DSP'ciler de bi kaç kelâm etmek isteller heralde.


anahtar kelimeleri vereyim sen ara bul. uzun ve derin bi mevzu çünkü.
analog saturation
tape saturation
tube saturation
ribbon microphone
tape overdrive
analog mixing


alperz aradığım cevabı verdi. teşekkür ederim araştırmaya geçeyim.

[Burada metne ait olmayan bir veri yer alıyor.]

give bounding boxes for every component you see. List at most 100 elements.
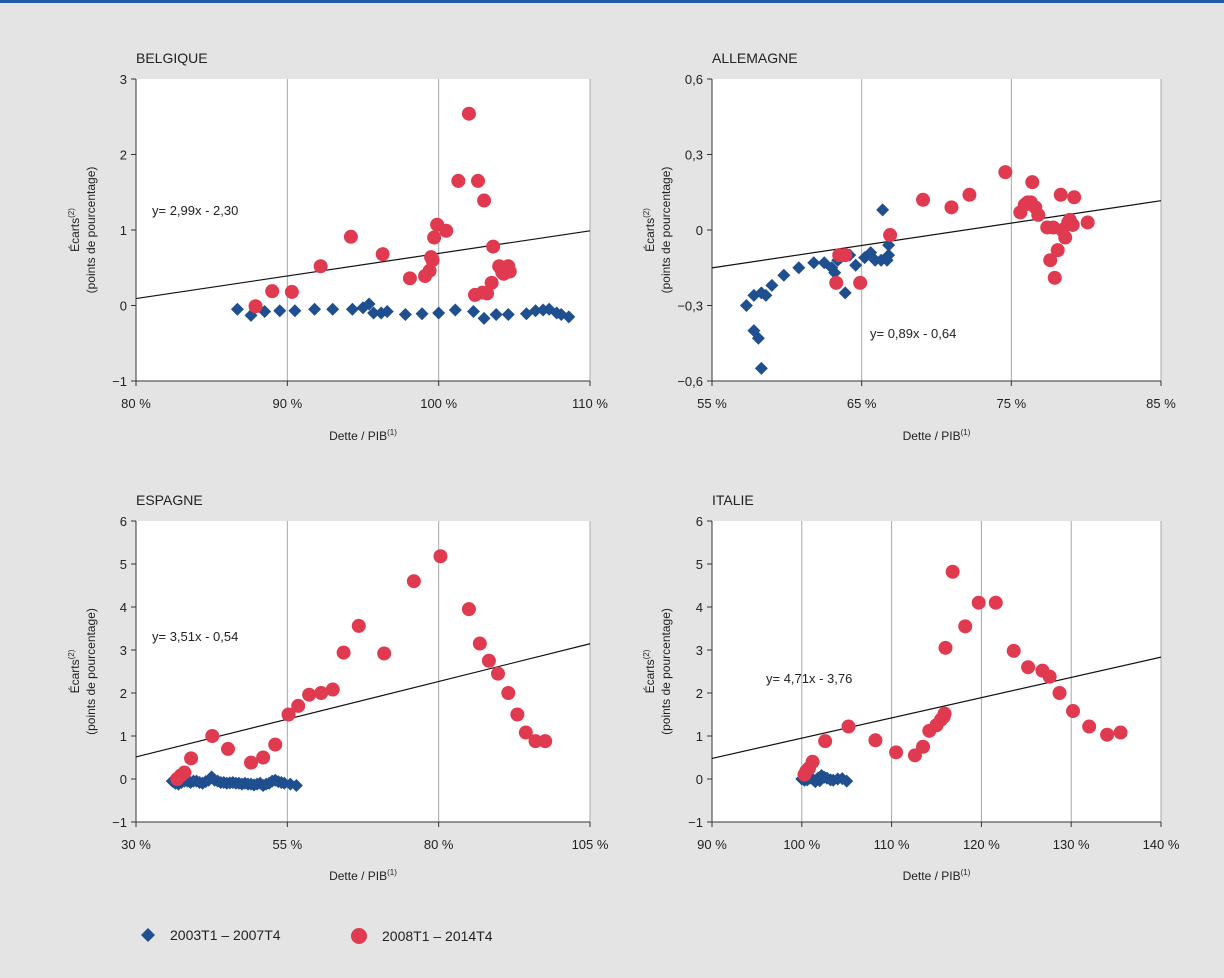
x-tick-label: 120 %	[963, 837, 1000, 852]
data-point-diamond	[345, 302, 359, 316]
legend-series2-label: 2008T1 – 2014T4	[382, 928, 493, 944]
plot-area	[712, 521, 1161, 822]
y-tick-label: 2	[120, 686, 127, 701]
y-axis-label-2: (points de pourcentage)	[84, 167, 98, 294]
data-point-diamond	[415, 307, 429, 321]
y-axis-label: Écarts(2)	[67, 649, 82, 693]
x-tick-label: 75 %	[997, 396, 1027, 411]
data-point-circle	[1082, 719, 1097, 734]
data-point-circle	[477, 193, 492, 208]
data-point-circle	[1050, 243, 1065, 258]
x-tick-label: 80 %	[424, 837, 454, 852]
data-point-circle	[829, 275, 844, 290]
chart-panel-1: 55 % 65 % 75 % 85 % −0,6 −0,3 0 0,3 0,6 ALLEMAGNE…	[642, 50, 1176, 443]
data-point-circle	[1065, 704, 1080, 719]
circle-icon	[351, 928, 367, 944]
data-point-diamond	[777, 268, 791, 282]
top-rule	[0, 0, 1224, 3]
data-point-diamond	[739, 299, 753, 312]
data-point-circle	[177, 765, 192, 780]
data-point-circle	[302, 687, 317, 702]
y-tick-label: −1	[688, 815, 703, 830]
y-axis-label-sup: (2)	[642, 208, 651, 218]
data-point-diamond	[529, 304, 543, 318]
y-tick-label: 1	[120, 223, 127, 238]
data-point-circle	[291, 698, 306, 713]
x-tick-label: 90 %	[273, 396, 303, 411]
y-axis-label-sup: (2)	[67, 208, 76, 218]
y-tick-label: −0,3	[677, 299, 703, 314]
x-axis-label-sup: (1)	[961, 868, 971, 877]
data-point-circle	[427, 230, 442, 245]
y-tick-label: 3	[120, 643, 127, 658]
chart-title: ESPAGNE	[136, 492, 203, 508]
y-tick-label: 4	[696, 600, 703, 615]
legend-circle-marker	[351, 928, 367, 944]
data-point-circle	[281, 707, 296, 722]
x-tick-label: 100 %	[420, 396, 457, 411]
data-point-circle	[375, 247, 390, 262]
data-point-circle	[1043, 253, 1058, 268]
data-point-circle	[343, 229, 358, 244]
regression-line	[711, 656, 1162, 759]
data-point-circle	[958, 619, 973, 634]
data-point-circle	[945, 564, 960, 579]
y-tick-label: 5	[696, 557, 703, 572]
legend-series2: 2008T1 – 2014T4	[350, 927, 493, 945]
data-point-circle	[962, 187, 977, 202]
y-tick-label: −1	[112, 374, 127, 389]
y-axis-label: Écarts(2)	[67, 208, 82, 252]
data-point-circle	[1025, 175, 1040, 190]
legend-diamond-marker	[141, 928, 155, 942]
x-axis-label-sup: (1)	[387, 428, 397, 437]
data-point-circle	[1113, 725, 1128, 740]
y-axis-label: Écarts(2)	[642, 649, 657, 693]
data-point-diamond	[882, 238, 896, 252]
data-point-circle	[256, 750, 271, 765]
data-point-circle	[325, 682, 340, 697]
data-point-circle	[805, 754, 820, 769]
y-tick-label: 3	[120, 72, 127, 87]
data-point-circle	[1053, 187, 1068, 202]
data-point-circle	[818, 734, 833, 749]
data-point-circle	[351, 618, 366, 633]
y-axis-label-2: (points de pourcentage)	[84, 608, 98, 735]
data-point-circle	[377, 646, 392, 661]
data-point-diamond	[759, 288, 773, 302]
regression-line	[711, 200, 1162, 269]
data-point-circle	[284, 284, 299, 299]
data-point-diamond	[362, 297, 376, 311]
chart-panel-2: 30 % 55 % 80 % 105 % −1 0 1 2 3 4 5 6 ESPAGNE Dette /…	[67, 492, 609, 883]
regression-equation: y= 2,99x - 2,30	[152, 203, 238, 218]
data-point-diamond	[754, 361, 768, 375]
data-point-circle	[1100, 727, 1115, 742]
data-point-circle	[510, 707, 525, 722]
data-point-circle	[265, 284, 280, 299]
data-point-circle	[244, 755, 259, 770]
y-tick-label: 0	[696, 772, 703, 787]
x-tick-label: 65 %	[847, 396, 877, 411]
data-point-circle	[268, 737, 283, 752]
data-point-circle	[1006, 643, 1021, 658]
regression-equation: y= 4,71x - 3,76	[766, 671, 852, 686]
data-point-circle	[1047, 270, 1062, 285]
data-point-circle	[205, 729, 220, 743]
data-point-circle	[988, 595, 1003, 610]
x-axis-label: Dette / PIB(1)	[903, 428, 971, 443]
y-axis-label: Écarts(2)	[642, 208, 657, 252]
diamond-icon	[141, 928, 155, 942]
data-point-circle	[422, 263, 437, 278]
data-point-circle	[501, 686, 516, 700]
data-point-circle	[841, 719, 856, 734]
y-tick-label: 6	[696, 514, 703, 529]
data-point-circle	[461, 602, 476, 617]
data-point-circle	[221, 741, 236, 756]
data-point-circle	[439, 223, 454, 238]
data-point-diamond	[380, 305, 394, 319]
data-point-circle	[998, 165, 1013, 180]
y-axis-label-2: (points de pourcentage)	[659, 608, 673, 735]
data-point-diamond	[807, 256, 821, 270]
y-tick-label: 2	[696, 686, 703, 701]
data-point-diamond	[876, 203, 890, 217]
data-point-circle	[1031, 207, 1046, 222]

eklemeyi unuttuğum bir detay daha var. araştırıp anlatacağım sonuca ulaşman biraz uzun süreceği için burada anlatayım;
şimdi, ses dalgaları mikrofonlar ya da çeşitli alıcılar(magnetik ya da piezo falan) vasıtasıyla elektrik dalgasına çevirilip o şekilde kaydediliyor. buna analog kayıt deniyor. genelde 2 - 24 kanal arası magnetik teyplere kayıt yapılır.
analog kayıtta, ekipmanların kendi ürettiği elektrik gürültüsü ve satürasyon hariç sinyalde bir bozulma olmaz. yani sinyalin yumuşaklığı korunur.
80'lerden itibaren, özellikle 90'lardan itibaren, analog-dijital çeviricilerin kalitelerinin artması, non-lineer edit imkanları ve kapasite durumları neticesinde analog kayıt yavaş yavaş terk edildi.
analog-dijital çeviriminde sesi oluşturan sinüs dalgaları, kendinden daha küçük kare dalgalar şeklinde ifade ediliyor. örnek için eklediğim resme bakın. ( git: www.penstarsys.com )
bu kare kare olma durumu, seste kesinlikle istenmeyen bir durum. hiçbir enstrümanın üretemeyeceği bir sinyal. doğal değil ve genelde kötü duyulur.
analog-dijital çeviriciler ne kadar kaliteli olsa da, o kareler ne kadar küçülse de yine de varlar. dolayısıyla bahsedilen o soğukluk ve sertliğe biraz da bu sebep oluyor.
babaanneye anlatır gibi anlattım sanırım.